Neither do cancer patients, or their families and friends. But if the FDA doesn't approve Tivozanib, isn't that exactly what's happening here?
At AVEO's ODAC meeting, Dr. Pazdur, expressing his concern about Tivozanib said, "obviously overall survival is a much more important clinical endpoint than progression-free survival."
Yet, while at the ODAC meeting to discuss Axitinib, which was approved, he said "to say that we have to demonstrate an overall survival advantage from the last approved drug for any other new drug to be approved is a very high bar here and really is a comparative efficacy standard, which we do not have the legal authority to impose."
And then he said, "we have to be consistent with other sponsors, and we have a track record here that has ranged of six drugs that have been approved and six companies given advice with a PFS endpoint, so we can't hold one sponsor up to a higher standard than another sponsor; that's for sure."

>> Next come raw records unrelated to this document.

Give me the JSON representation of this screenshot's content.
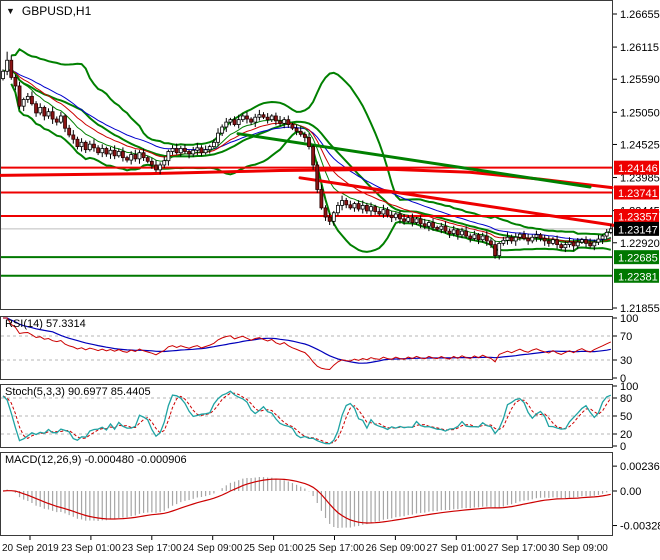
{
  "window": {
    "symbol_label": "GBPUSD,H1",
    "dropdown_icon": "▼"
  },
  "colors": {
    "background": "#ffffff",
    "panel_border": "#3a3a3a",
    "bull_candle": "#ffffff",
    "bear_candle": "#8b1414",
    "wick": "#000000",
    "bollinger": "#008000",
    "alligator_jaw": "#0000cc",
    "alligator_teeth": "#cc0000",
    "alligator_lips": "#008000",
    "level_red": "#ee0000",
    "level_green": "#007800",
    "badge_black": "#000000",
    "current_price_line": "#bdbdbd",
    "grid_dashed": "#b5b5b5",
    "rsi_main": "#cc0000",
    "rsi_signal": "#0000bb",
    "stoch_main": "#1fa3a3",
    "stoch_signal": "#cc0000",
    "macd_histogram": "#a6a6a6",
    "macd_signal": "#cc0000",
    "axis_text": "#000000"
  },
  "panels": {
    "rsi": {
      "title": "RSI(14) 57.3314",
      "axis": [
        "100",
        "70",
        "30",
        "0"
      ],
      "dashed_levels": [
        70,
        30
      ]
    },
    "stoch": {
      "title": "Stoch(5,3,3) 90.6977 85.4405",
      "axis": [
        "100",
        "80",
        "50",
        "20",
        "0"
      ],
      "dashed_levels": [
        80,
        50,
        20
      ]
    },
    "macd": {
      "title": "MACD(12,26,9) -0.000480 -0.000906",
      "axis": [
        "0.002366",
        "0.00",
        "-0.003285"
      ]
    }
  },
  "chart_data": {
    "type": "candlestick",
    "title": "GBPUSD,H1",
    "symbol": "GBPUSD",
    "timeframe": "H1",
    "ylim": [
      1.21855,
      1.26655
    ],
    "price_axis_ticks": [
      [
        "1.26655",
        1.26655
      ],
      [
        "1.26115",
        1.26115
      ],
      [
        "1.25590",
        1.2559
      ],
      [
        "1.25050",
        1.2505
      ],
      [
        "1.24525",
        1.24525
      ],
      [
        "1.23985",
        1.23985
      ],
      [
        "1.23445",
        1.23445
      ],
      [
        "1.22920",
        1.2292
      ],
      [
        "1.21855",
        1.21855
      ]
    ],
    "levels": [
      {
        "label": "1.24146",
        "price": 1.24146,
        "color": "red"
      },
      {
        "label": "1.23741",
        "price": 1.23741,
        "color": "red"
      },
      {
        "label": "1.23357",
        "price": 1.23357,
        "color": "red"
      },
      {
        "label": "1.22685",
        "price": 1.22685,
        "color": "green"
      },
      {
        "label": "1.22381",
        "price": 1.22381,
        "color": "green"
      }
    ],
    "current": {
      "label": "1.23147",
      "price": 1.23147
    },
    "trendlines": [
      {
        "name": "ma-200-red",
        "color": "#ee0000",
        "width": 3,
        "points": [
          [
            0,
            1.2402
          ],
          [
            150,
            1.2405
          ],
          [
            280,
            1.241
          ],
          [
            390,
            1.2412
          ],
          [
            470,
            1.2407
          ],
          [
            540,
            1.2396
          ],
          [
            612,
            1.2382
          ]
        ]
      },
      {
        "name": "descending-trendline-red",
        "color": "#ee0000",
        "width": 3,
        "points": [
          [
            300,
            1.2398
          ],
          [
            616,
            1.232
          ]
        ]
      },
      {
        "name": "descending-trendline-green",
        "color": "#008000",
        "width": 3,
        "points": [
          [
            238,
            1.247
          ],
          [
            590,
            1.2383
          ]
        ]
      }
    ],
    "bollinger": {
      "period": 20,
      "deviation": 2
    },
    "alligator": {
      "jaw": 13,
      "teeth": 8,
      "lips": 5
    },
    "rsi_period": 14,
    "rsi_signal_period": 13,
    "stoch_params": [
      5,
      3,
      3
    ],
    "macd_params": [
      12,
      26,
      9
    ],
    "first_open": 1.256,
    "closes": [
      1.2572,
      1.259,
      1.2562,
      1.2548,
      1.2515,
      1.2526,
      1.2531,
      1.2519,
      1.2504,
      1.2513,
      1.2499,
      1.2506,
      1.2494,
      1.2489,
      1.2499,
      1.2479,
      1.2468,
      1.2461,
      1.2449,
      1.2456,
      1.2444,
      1.2453,
      1.2447,
      1.2439,
      1.2446,
      1.2437,
      1.2443,
      1.2434,
      1.2441,
      1.2431,
      1.2427,
      1.2436,
      1.2429,
      1.2439,
      1.2431,
      1.2425,
      1.2419,
      1.2411,
      1.2419,
      1.2426,
      1.2441,
      1.2446,
      1.2439,
      1.2446,
      1.2441,
      1.2437,
      1.2443,
      1.2447,
      1.2439,
      1.2444,
      1.2449,
      1.2456,
      1.2471,
      1.2481,
      1.2489,
      1.2493,
      1.2485,
      1.2493,
      1.2499,
      1.2494,
      1.2489,
      1.2497,
      1.2501,
      1.2497,
      1.2493,
      1.2499,
      1.2491,
      1.2487,
      1.2493,
      1.2485,
      1.2479,
      1.2474,
      1.2469,
      1.2464,
      1.2449,
      1.2419,
      1.2379,
      1.2349,
      1.2334,
      1.2327,
      1.2341,
      1.2353,
      1.2361,
      1.2354,
      1.2349,
      1.2356,
      1.2347,
      1.2353,
      1.2344,
      1.2351,
      1.2343,
      1.2339,
      1.2346,
      1.2337,
      1.2333,
      1.2339,
      1.2331,
      1.2327,
      1.2333,
      1.2325,
      1.2331,
      1.2323,
      1.2319,
      1.2325,
      1.2317,
      1.2314,
      1.2319,
      1.2311,
      1.2307,
      1.2313,
      1.2305,
      1.2311,
      1.2303,
      1.2299,
      1.2305,
      1.2297,
      1.2303,
      1.2295,
      1.2289,
      1.2271,
      1.2291,
      1.2296,
      1.2301,
      1.2295,
      1.2301,
      1.2306,
      1.2299,
      1.2295,
      1.2301,
      1.2305,
      1.2299,
      1.2295,
      1.2291,
      1.2297,
      1.2289,
      1.2284,
      1.2289,
      1.2293,
      1.2287,
      1.2293,
      1.2297,
      1.2291,
      1.2287,
      1.2293,
      1.2298,
      1.2303,
      1.2309,
      1.23147
    ],
    "wick_overrides": {
      "1": {
        "high": 1.2604
      },
      "79": {
        "low": 1.2321
      },
      "119": {
        "low": 1.2266
      }
    },
    "x_labels": [
      "20 Sep 2019",
      "23 Sep 01:00",
      "23 Sep 17:00",
      "24 Sep 09:00",
      "25 Sep 01:00",
      "25 Sep 17:00",
      "26 Sep 09:00",
      "27 Sep 01:00",
      "27 Sep 17:00",
      "30 Sep 09:00"
    ]
  }
}
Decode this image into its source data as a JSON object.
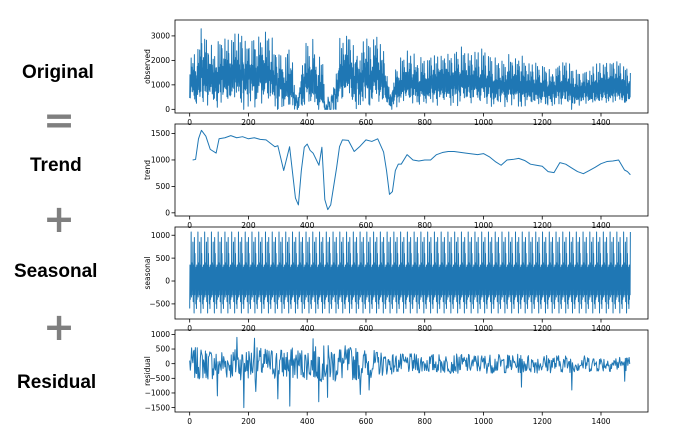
{
  "labels": {
    "original": "Original",
    "equals": "=",
    "trend": "Trend",
    "plus1": "+",
    "seasonal": "Seasonal",
    "plus2": "+",
    "residual": "Residual"
  },
  "line_color": "#1f77b4",
  "chart_data": [
    {
      "type": "line",
      "ylabel": "observed",
      "xlim": [
        -50,
        1560
      ],
      "ylim": [
        -150,
        3650
      ],
      "xticks": [
        0,
        200,
        400,
        600,
        800,
        1000,
        1200,
        1400
      ],
      "yticks": [
        0,
        1000,
        2000,
        3000
      ],
      "series": [
        {
          "x_start": 0,
          "x_end": 1500,
          "points": 1500,
          "description_values": "sum of trend + seasonal + residual"
        }
      ]
    },
    {
      "type": "line",
      "ylabel": "trend",
      "xlim": [
        -50,
        1560
      ],
      "ylim": [
        -60,
        1680
      ],
      "xticks": [
        0,
        200,
        400,
        600,
        800,
        1000,
        1200,
        1400
      ],
      "yticks": [
        0,
        500,
        1000,
        1500
      ],
      "series": [
        {
          "x": [
            10,
            20,
            30,
            40,
            55,
            70,
            90,
            100,
            120,
            140,
            160,
            180,
            200,
            220,
            240,
            260,
            290,
            300,
            320,
            340,
            360,
            370,
            380,
            390,
            400,
            410,
            420,
            440,
            450,
            460,
            470,
            480,
            490,
            500,
            510,
            520,
            540,
            560,
            580,
            600,
            620,
            640,
            660,
            670,
            680,
            690,
            700,
            710,
            720,
            740,
            760,
            780,
            800,
            820,
            840,
            860,
            880,
            900,
            940,
            980,
            1000,
            1020,
            1040,
            1060,
            1080,
            1100,
            1120,
            1140,
            1160,
            1180,
            1200,
            1220,
            1240,
            1260,
            1280,
            1300,
            1320,
            1340,
            1360,
            1380,
            1400,
            1420,
            1440,
            1460,
            1480,
            1490,
            1500
          ],
          "y": [
            1000,
            1010,
            1400,
            1560,
            1450,
            1200,
            1130,
            1400,
            1420,
            1460,
            1420,
            1440,
            1400,
            1420,
            1390,
            1380,
            1250,
            1270,
            800,
            1250,
            280,
            150,
            800,
            1240,
            1300,
            1180,
            1130,
            900,
            1240,
            250,
            60,
            150,
            500,
            850,
            1250,
            1380,
            1370,
            1160,
            1260,
            1380,
            1350,
            1400,
            1150,
            800,
            350,
            400,
            800,
            920,
            920,
            1100,
            1000,
            980,
            1000,
            1000,
            1100,
            1140,
            1160,
            1160,
            1130,
            1100,
            1120,
            1060,
            970,
            900,
            1000,
            1010,
            1030,
            990,
            920,
            900,
            880,
            780,
            760,
            950,
            920,
            850,
            780,
            740,
            800,
            860,
            930,
            970,
            980,
            1000,
            810,
            780,
            720
          ]
        }
      ]
    },
    {
      "type": "line",
      "ylabel": "seasonal",
      "xlim": [
        -50,
        1560
      ],
      "ylim": [
        -830,
        1180
      ],
      "xticks": [
        0,
        200,
        400,
        600,
        800,
        1000,
        1200,
        1400
      ],
      "yticks": [
        -500,
        0,
        500,
        1000
      ],
      "series": [
        {
          "period": 23,
          "pattern": [
            -600,
            350,
            -400,
            150,
            -300,
            1070,
            -350,
            400,
            -200,
            100,
            -300,
            850,
            -450,
            350,
            200,
            -700,
            950,
            -300,
            600,
            -100,
            200,
            -500,
            300
          ]
        }
      ]
    },
    {
      "type": "line",
      "ylabel": "residual",
      "xlim": [
        -50,
        1560
      ],
      "ylim": [
        -1650,
        1150
      ],
      "xticks": [
        0,
        200,
        400,
        600,
        800,
        1000,
        1200,
        1400
      ],
      "yticks": [
        -1500,
        -1000,
        -500,
        0,
        500,
        1000
      ],
      "series": [
        {
          "x_start": 0,
          "x_end": 1500,
          "points": 700,
          "amplitude": [
            [
              0,
              650
            ],
            [
              400,
              650
            ],
            [
              500,
              800
            ],
            [
              700,
              400
            ],
            [
              1200,
              380
            ],
            [
              1500,
              300
            ]
          ],
          "spikes": [
            [
              185,
              -1500
            ],
            [
              300,
              -1200
            ],
            [
              340,
              -1450
            ],
            [
              440,
              -1300
            ],
            [
              580,
              -1050
            ],
            [
              610,
              -900
            ],
            [
              225,
              -950
            ],
            [
              470,
              -1150
            ],
            [
              95,
              -1100
            ],
            [
              1130,
              -800
            ],
            [
              1300,
              -900
            ],
            [
              1480,
              -600
            ],
            [
              160,
              900
            ],
            [
              220,
              870
            ],
            [
              420,
              850
            ]
          ]
        }
      ]
    }
  ]
}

So we go round and round on the FDA merry-go-round about what the approvable endpoint is and what it isn't. Meanwhile, there will be about 65,000 new cases of RCC this year in the U.S. alone. About 14,000 Americans will die of RCC this year. In the Tivo-1 trial, after Sorafenib stopped working, Tivozanib halted disease progression for 8.4 months. When the FDA is making life and death decisions for cancer patients, it's not the FDA or Dr. Pazdur that does the dying. If the FDA is so concerned about the Tivozanib OS data, a pragmatic, logical, sane and compassionate solution for all sides would be to approve Tivozanib for patients suffering with RCC and order post-approval monitoring of OS.
Tivozanib is also being studied for efficacy in liver, breast, colorectal and other cancers. Those in the cancer community who want to see this effective drug approved need to speak up now. When it comes to cancer, the dead don't talk. For cancer patients, that's the real endpoint.